Invoice Processor Skill
Purpose
Automates the complete invoice processing workflow from upload to categorization, using OCR for scanned documents and LLM for intelligent field extraction and validation.
Triggers
- •User uploads an invoice document
- •Email with invoice attachment received
- •API integration sends invoice data
- •Manual invoice entry needs validation
Capabilities
- •OCR Processing - Extract text from PDF, PNG, JPG invoice images
- •Field Extraction - Identify vendor, amount, date, line items
- •Data Validation - Verify required fields, check formats
- •Duplicate Detection - Match against existing invoices
- •Expense Categorization - Classify expenses to GL accounts
- •Amount Verification - Verify line items sum to total
Instructions
Step 1: Document Parsing
If document is image or PDF:
- •Use document-parser skill to extract text via OCR
- •Receive raw text output
Step 2: Field Extraction
Extract required fields using LLM:
- •Vendor Name - Company issuing the invoice
- •Vendor Email/Address - Contact information
- •Invoice Number - Unique identifier
- •Invoice Date - Date invoice was issued
- •Due Date - Payment due date
- •Total Amount - Total amount due
- •Currency - Currency code (default USD)
- •Line Items - Array of:
- •Description
- •Quantity
- •Unit Price
- •Total Amount
- •Category (if indicated)
Step 3: Validation
Validate extracted data:
- •All required fields present
- •Amounts are numeric and positive
- •Dates are valid and logical (due_date >= invoice_date)
- •Line items sum equals total amount (within $0.01 tolerance)
- •Invoice number not empty
Step 4: Duplicate Detection
Check for duplicates:
- •Match by vendor_name + invoice_number
- •Match by vendor_name + amount + invoice_date
- •If match found, flag as potential duplicate
Step 5: Expense Categorization
Categorize each line item:
- •Use LLM to classify description to standard categories
- •Categories: Office Supplies, Software, Cloud Services, Marketing, Travel, Equipment, Professional Services, Utilities, Rent, Insurance, etc.

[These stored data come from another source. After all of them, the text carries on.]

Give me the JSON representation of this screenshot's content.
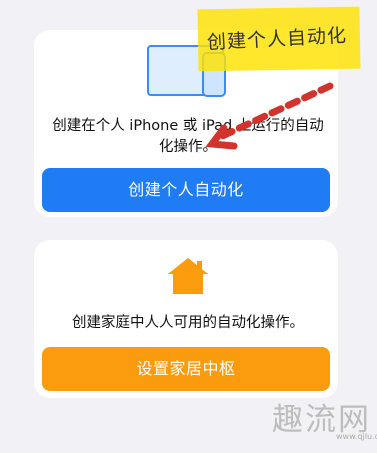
{
  "personal_card": {
    "description": "创建在个人 iPhone 或 iPad 上运行的自动化操作。",
    "button_label": "创建个人自动化"
  },
  "home_card": {
    "description": "创建家庭中人人可用的自动化操作。",
    "button_label": "设置家居中枢"
  },
  "annotation": {
    "handwritten_text": "创建个人自动化"
  },
  "watermark": {
    "text": "趣流网",
    "url": "www.qjlu.com"
  },
  "colors": {
    "background": "#f2f2f6",
    "primary_button": "#1f7cf4",
    "home_button": "#fb9b0e",
    "annotation_highlight": "#ffe200",
    "annotation_arrow": "#d0342c"
  },
  "icons": {
    "personal_card_icon": "iphone-ipad-icon",
    "home_card_icon": "house-icon",
    "annotation_icon": "arrow-icon"
  }
}
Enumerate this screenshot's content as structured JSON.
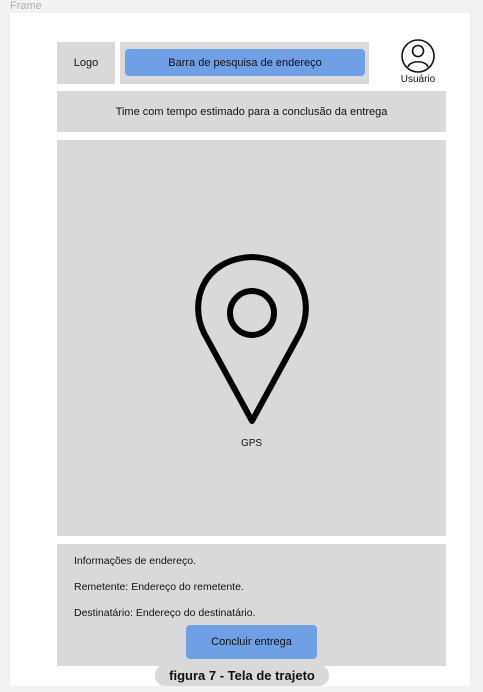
{
  "frame": {
    "label": "Frame"
  },
  "header": {
    "logo_label": "Logo",
    "search_button_label": "Barra de pesquisa de endereço",
    "user_label": "Usuário",
    "user_icon": "user-circle-icon"
  },
  "eta": {
    "text": "Time com tempo estimado para a conclusão da entrega"
  },
  "map": {
    "pin_icon": "location-pin-icon",
    "label": "GPS"
  },
  "info": {
    "title": "Informações de endereço.",
    "sender": "Remetente: Endereço do remetente.",
    "recipient": "Destinatário: Endereço do destinatário.",
    "finish_button_label": "Concluir entrega"
  },
  "caption": "figura 7 - Tela de trajeto",
  "colors": {
    "accent": "#6fa0e6",
    "block": "#d9d9d9",
    "background": "#ffffff"
  }
}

- •Map to GL account codes if tenant has custom chart of accounts
Step 6: Structure Output
Return structured JSON:
json
{
"vendor_name": "...",
"vendor_email": "...",
"invoice_number": "...",
"invoice_date": "2026-01-15T00:00:00Z",
"due_date": "2026-02-15T00:00:00Z",
"amount": 50000, // cents
"currency": "USD",
"line_items": [
{
"id": "uuid",
"description": "...",
"quantity": 10,
"unit_price": 1500, // cents
"amount": 15000, // cents
"category": "Office Supplies"
}
],
"is_duplicate": false,
"confidence_score": 0.95,
"validation_errors": [],
"suggested_approval_workflow": "auto_approve" // or "manual_review"
}
Error Handling
- •OCR Failed - Return error, suggest manual entry
- •Missing Required Fields - Flag fields, suggest manual completion
- •Validation Failed - Return specific validation errors
- •Duplicate Detected - Flag but allow manual override
- •Categorization Uncertain - Mark as "Uncategorized" for manual review
Integration Points
- •document-parser - For OCR processing
- •duplicate-detector (AP worker) - For duplicate checking
- •expense-categorizer (AP worker) - For GL coding
- •audit-trail - Log all processing actions
Models
- •OCR: Google Document AI
- •Field Extraction: Claude Sonnet 4
- •Categorization: Claude Sonnet 4 or Gemini 2.0 Flash
Security
- •Redact PII (SSN, credit card numbers) before LLM processing
- •Validate file types (PDF, PNG, JPG only)
- •Limit file size (< 10MB)
- •Sanitize output before storage
Invoke this skill when an invoice needs to be processed from upload to categorized data ready for approval.